Мой наводчик, одним чудесным погожим, летним деньком, находясь на отдыхе на берегу реки, периодически извиняясь передо мной, постепенно напившись до состояния, при котором не то чтобы ходить, лежать то трудно, совершенно случайно неудачно нырнул с обрыва и сломал себе шею. Лицо того нашего собутыльника, который видел, как наводчик неудачно нырнул, заверило меня, что он вообще смотрел в другую сторону и среагировал только на неестественный удар толи об воду, толи о камень, лежащий у подножья обрыва, и без того полумертвого, от алкоголя, тела. Участковый, опросив всех очевидцев и свидетелей, вынес закономерный для меня вердикт, списав все на несчастный случай.

Окончания условного срока наказания я, конечно же, ждать не собирался. Нашелся новый наводчик, новые квартиры, пьяные, припозднившиеся прохожие, легковерные девушки. С последними работа доставляла одно удовольствие. Наивная, молоденькая дуреха, принимая мои, отработанные до автоматизма, романтические порывы, за настоящие чувства, охотно верила в проблемы с бандитами, больную мать, голодных младших братьев и сестер, отдавая все, что прятали в закромах ее родители. С таким же рвением и бескомпромиссностью покрывали они меня, рассказывая своим предкам о том, что это только она и никто другой, не поддаваясь влиянию из вне, забирала деньги и ценности, накопленные годами, чтобы хорошо провести время с подругами и на прочие маловероятные, но с нелепым упорством доказываемые, причины.

Но такие возможности заработка опасны и чреваты последствиями, если обман вскроется для жертвы. Нет ничего опаснее обманутой женщины. Месть ее страшна и беспощадна. Я это понимал и в один из вечеров, прощаясь навсегда с очередной своей меценаткой, пуская скупую мужскую слезу, говорил ей о том, что мне нужно немедленно покинуть город иначе могу быть убит злыми презлыми бандитами, вечером этого же дня столкнулся нос к носу, уже будучи под мухой, с ней в одном из ночных клубов, куда она приехала разгонять тоску от расставания. Короткая перепалка, пощечина, обещание рассказать родителям и заявить в полицию, определили ее дальнейшую судьбу.

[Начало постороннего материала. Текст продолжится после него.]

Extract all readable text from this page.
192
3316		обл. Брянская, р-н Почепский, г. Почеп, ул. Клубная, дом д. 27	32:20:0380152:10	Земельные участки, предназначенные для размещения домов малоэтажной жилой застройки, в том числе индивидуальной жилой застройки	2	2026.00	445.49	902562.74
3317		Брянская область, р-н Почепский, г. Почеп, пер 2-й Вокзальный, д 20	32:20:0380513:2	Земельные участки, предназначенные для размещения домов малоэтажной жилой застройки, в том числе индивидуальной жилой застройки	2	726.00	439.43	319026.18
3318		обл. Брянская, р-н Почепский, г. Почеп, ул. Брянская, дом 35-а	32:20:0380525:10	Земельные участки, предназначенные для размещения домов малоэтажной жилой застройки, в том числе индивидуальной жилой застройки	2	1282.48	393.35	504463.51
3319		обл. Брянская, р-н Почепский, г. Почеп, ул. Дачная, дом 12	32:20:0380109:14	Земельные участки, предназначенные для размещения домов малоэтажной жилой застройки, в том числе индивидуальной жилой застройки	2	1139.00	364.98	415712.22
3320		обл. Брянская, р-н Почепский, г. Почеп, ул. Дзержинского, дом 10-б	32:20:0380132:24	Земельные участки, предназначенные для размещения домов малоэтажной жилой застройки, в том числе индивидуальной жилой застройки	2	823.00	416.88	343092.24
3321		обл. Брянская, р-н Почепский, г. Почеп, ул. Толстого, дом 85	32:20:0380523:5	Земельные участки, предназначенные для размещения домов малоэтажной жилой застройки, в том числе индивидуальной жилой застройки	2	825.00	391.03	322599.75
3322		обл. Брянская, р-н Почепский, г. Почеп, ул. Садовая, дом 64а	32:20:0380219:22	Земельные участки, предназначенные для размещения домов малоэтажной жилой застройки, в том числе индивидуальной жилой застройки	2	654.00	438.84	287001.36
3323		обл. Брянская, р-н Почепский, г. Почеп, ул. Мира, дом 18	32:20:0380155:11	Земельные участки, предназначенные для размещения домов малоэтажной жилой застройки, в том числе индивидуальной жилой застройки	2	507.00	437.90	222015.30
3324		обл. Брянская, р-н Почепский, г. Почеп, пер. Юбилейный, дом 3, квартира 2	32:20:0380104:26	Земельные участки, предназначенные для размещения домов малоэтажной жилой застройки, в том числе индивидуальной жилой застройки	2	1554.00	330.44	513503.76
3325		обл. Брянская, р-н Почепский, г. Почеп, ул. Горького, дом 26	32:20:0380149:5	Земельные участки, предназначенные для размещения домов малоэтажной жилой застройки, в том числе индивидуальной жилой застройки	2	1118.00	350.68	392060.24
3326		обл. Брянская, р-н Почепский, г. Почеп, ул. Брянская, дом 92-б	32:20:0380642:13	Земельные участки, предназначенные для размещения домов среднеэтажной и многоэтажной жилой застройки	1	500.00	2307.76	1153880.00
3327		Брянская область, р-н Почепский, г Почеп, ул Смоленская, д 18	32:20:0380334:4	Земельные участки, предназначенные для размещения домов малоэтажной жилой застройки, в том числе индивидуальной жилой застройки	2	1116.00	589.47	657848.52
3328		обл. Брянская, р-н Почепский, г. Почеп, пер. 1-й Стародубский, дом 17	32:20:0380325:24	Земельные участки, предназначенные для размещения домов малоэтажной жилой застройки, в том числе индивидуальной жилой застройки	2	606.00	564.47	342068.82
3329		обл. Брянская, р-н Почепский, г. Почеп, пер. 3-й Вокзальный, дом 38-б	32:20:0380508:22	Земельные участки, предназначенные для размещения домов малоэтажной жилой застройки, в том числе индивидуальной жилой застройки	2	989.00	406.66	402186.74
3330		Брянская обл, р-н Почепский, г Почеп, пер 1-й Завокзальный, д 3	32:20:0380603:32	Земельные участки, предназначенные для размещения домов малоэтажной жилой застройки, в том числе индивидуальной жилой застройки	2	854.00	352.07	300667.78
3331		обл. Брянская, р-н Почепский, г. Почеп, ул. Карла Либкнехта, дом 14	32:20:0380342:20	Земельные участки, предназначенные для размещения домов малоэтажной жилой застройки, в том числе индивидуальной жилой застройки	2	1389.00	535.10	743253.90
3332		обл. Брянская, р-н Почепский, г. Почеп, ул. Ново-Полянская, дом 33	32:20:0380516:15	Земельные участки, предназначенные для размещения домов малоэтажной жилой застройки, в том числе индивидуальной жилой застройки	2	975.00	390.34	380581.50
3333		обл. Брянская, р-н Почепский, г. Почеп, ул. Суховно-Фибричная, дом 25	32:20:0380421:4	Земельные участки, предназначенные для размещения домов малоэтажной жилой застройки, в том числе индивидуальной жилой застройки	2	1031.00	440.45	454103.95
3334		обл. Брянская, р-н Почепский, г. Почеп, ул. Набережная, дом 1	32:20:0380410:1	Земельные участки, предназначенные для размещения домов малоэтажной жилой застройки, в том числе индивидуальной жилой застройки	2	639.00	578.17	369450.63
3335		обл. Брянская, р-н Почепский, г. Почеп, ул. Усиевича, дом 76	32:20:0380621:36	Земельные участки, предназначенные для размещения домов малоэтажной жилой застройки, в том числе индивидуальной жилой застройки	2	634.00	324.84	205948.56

Мне уже почти восемнадцать. Я не хочу остаток условного срока заменить на реальный, поэтому нужно в кратчайшие сроки придумать, как остановить разгневанную от обиды и обмана подвыпившую девушку. Все попытки поговорить в клубе и за его пределами оказались тщетны, да и охрана заведения, зная ее богатенького папашу, технично оградила Ксению Викторовну от навязчивого присутствия нелепого гопника.

Выход один, дождаться ее возле дома и там, все-таки, убедить ее в моей искренней любви к ней, правдивости моих слов или решить вопрос иначе, не найдя более аргументов. И вопрос был решен. От злости на меня Ксюша приняла лишнего и решила перед домом прогуляться. Для этого она попросила таксиста высадить ее перед парком, за которым находился ее дом. Неровной походкой, сбивая набойки каблуков о вросшие в тропинку камни, Ксения Викторовна преодолела пространство парка, отделяющее ее от теплой кроватки, в которой, к слову, ей так и не суждено будет больше оказаться.